After reading Robert C. Martin’s book Clean Code: A Handbook of Agile Software Craftsmanship, I became a big fan of his ideas and included some of his smells and heuristics as guidelines. Notice, though, that this document is in no way a replacement for his book. I sincerely recommend reading it to gain a solid understanding of the rationale behind his recommendations.

I’ve also included design guidelines in addition to coding guidelines. They are too important to ignore and have a big influence on reaching high-quality code.

1.6. Is this a coding standard?

The document does not state that projects must comply with these guidelines, neither does it say which guidelines are more important than others. However, we encourage projects to decide themselves which guidelines are important, what deviations a project will use, who is the consultant in case doubts arise, and what kind of layout must be used for source code. Obviously, you should make these decisions before starting the real coding work.

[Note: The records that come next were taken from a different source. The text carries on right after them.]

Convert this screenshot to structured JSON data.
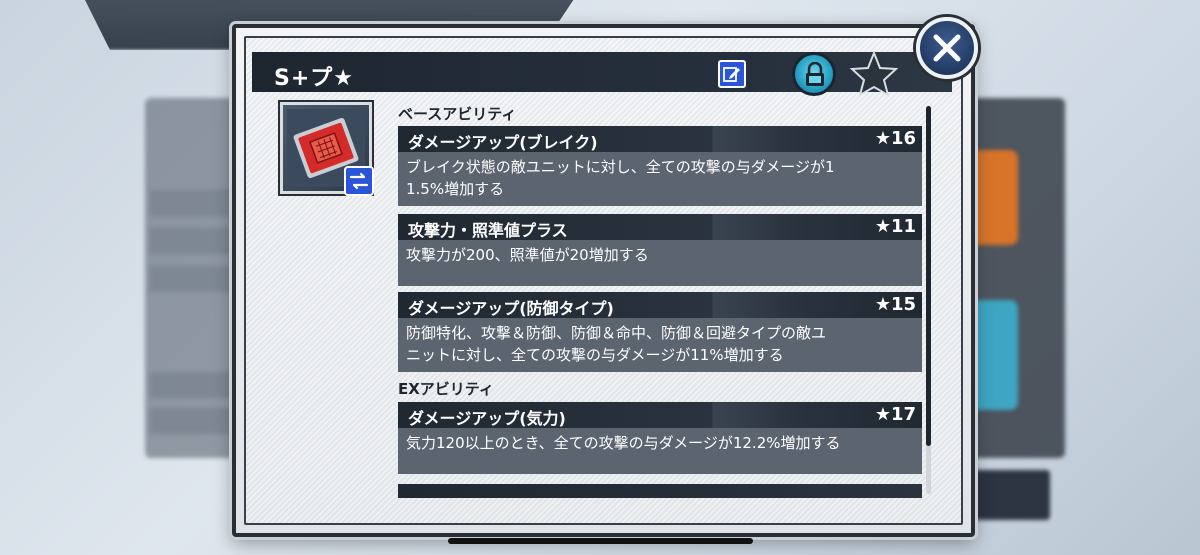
{
  "dialog": {
    "title": "S+プ★"
  },
  "icons": {
    "edit": "edit-icon",
    "lock": "lock-icon",
    "favorite": "star-icon",
    "close": "close-icon",
    "swap": "swap-icon",
    "chip": "chip-icon"
  },
  "base_abilities": {
    "label": "ベースアビリティ",
    "items": [
      {
        "name": "ダメージアップ(ブレイク)",
        "stars": "★16",
        "lines": [
          "ブレイク状態の敵ユニットに対し、全ての攻撃の与ダメージが1",
          "1.5%増加する"
        ]
      },
      {
        "name": "攻撃力・照準値プラス",
        "stars": "★11",
        "lines": [
          "攻撃力が200、照準値が20増加する",
          ""
        ]
      },
      {
        "name": "ダメージアップ(防御タイプ)",
        "stars": "★15",
        "lines": [
          "防御特化、攻撃＆防御、防御＆命中、防御＆回避タイプの敵ユ",
          "ニットに対し、全ての攻撃の与ダメージが11%増加する"
        ]
      }
    ]
  },
  "ex_abilities": {
    "label": "EXアビリティ",
    "items": [
      {
        "name": "ダメージアップ(気力)",
        "stars": "★17",
        "lines": [
          "気力120以上のとき、全ての攻撃の与ダメージが12.2%増加する",
          ""
        ]
      }
    ]
  },
  "colors": {
    "accent_blue": "#2b55d9",
    "lock_cyan": "#29a4c7",
    "header_dark": "#202831",
    "body_gray": "#5c6470"
  }
}
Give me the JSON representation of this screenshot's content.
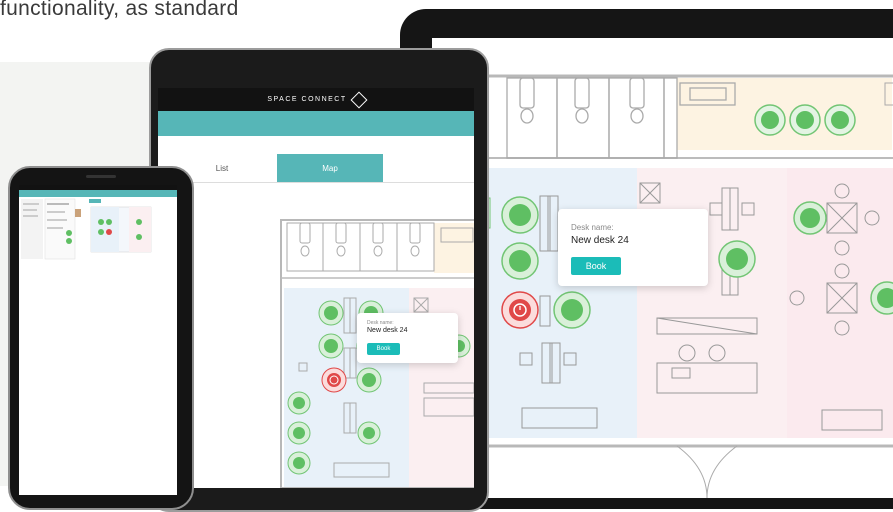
{
  "intro_text": "functionality, as standard",
  "brand": {
    "name": "SPACE CONNECT"
  },
  "tabs": {
    "list": "List",
    "map": "Map"
  },
  "legend": {
    "line1": "nd",
    "line2": "vailable",
    "line3": "ooked"
  },
  "popup": {
    "label": "Desk name:",
    "desk": "New desk 24",
    "book": "Book"
  },
  "colors": {
    "teal": "#56b6b7",
    "book": "#1bbcb8",
    "available": "#6cc36e",
    "booked": "#e04848"
  }
}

1.7. Feedback and disclaimer

This document has been compiled using many contributions from community members, blog posts, online discussions, and two decades of C# development experience. If you have questions, comments, or suggestions, let me know by sending an email to [email protected], creating an issue or pull request on GitHub, or pinging me on Bluesky or Mastodon. I will try to revise and republish this document regularly with new insights, experiences, and remarks.

Notice, though, that this document merely reflects my view on proper C# code, so Aviva Solutions will not be liable for any direct or indirect damages caused by applying these guidelines. This document is published under a permissive license, specifically the Creative Commons Attribution-ShareAlike 4.0 license.

1.8 Can I create my own version?

Absolutely. The corresponding license allows you to fork, adapt, and distribute a modified version within your organization, as long as you refer back to the original version here. It’s not required, but I would really appreciate it if you credit me as the original author. And if you have great ideas, recommendations, or corrections, either submit an issue or, even better, fork the repository and provide a pull request.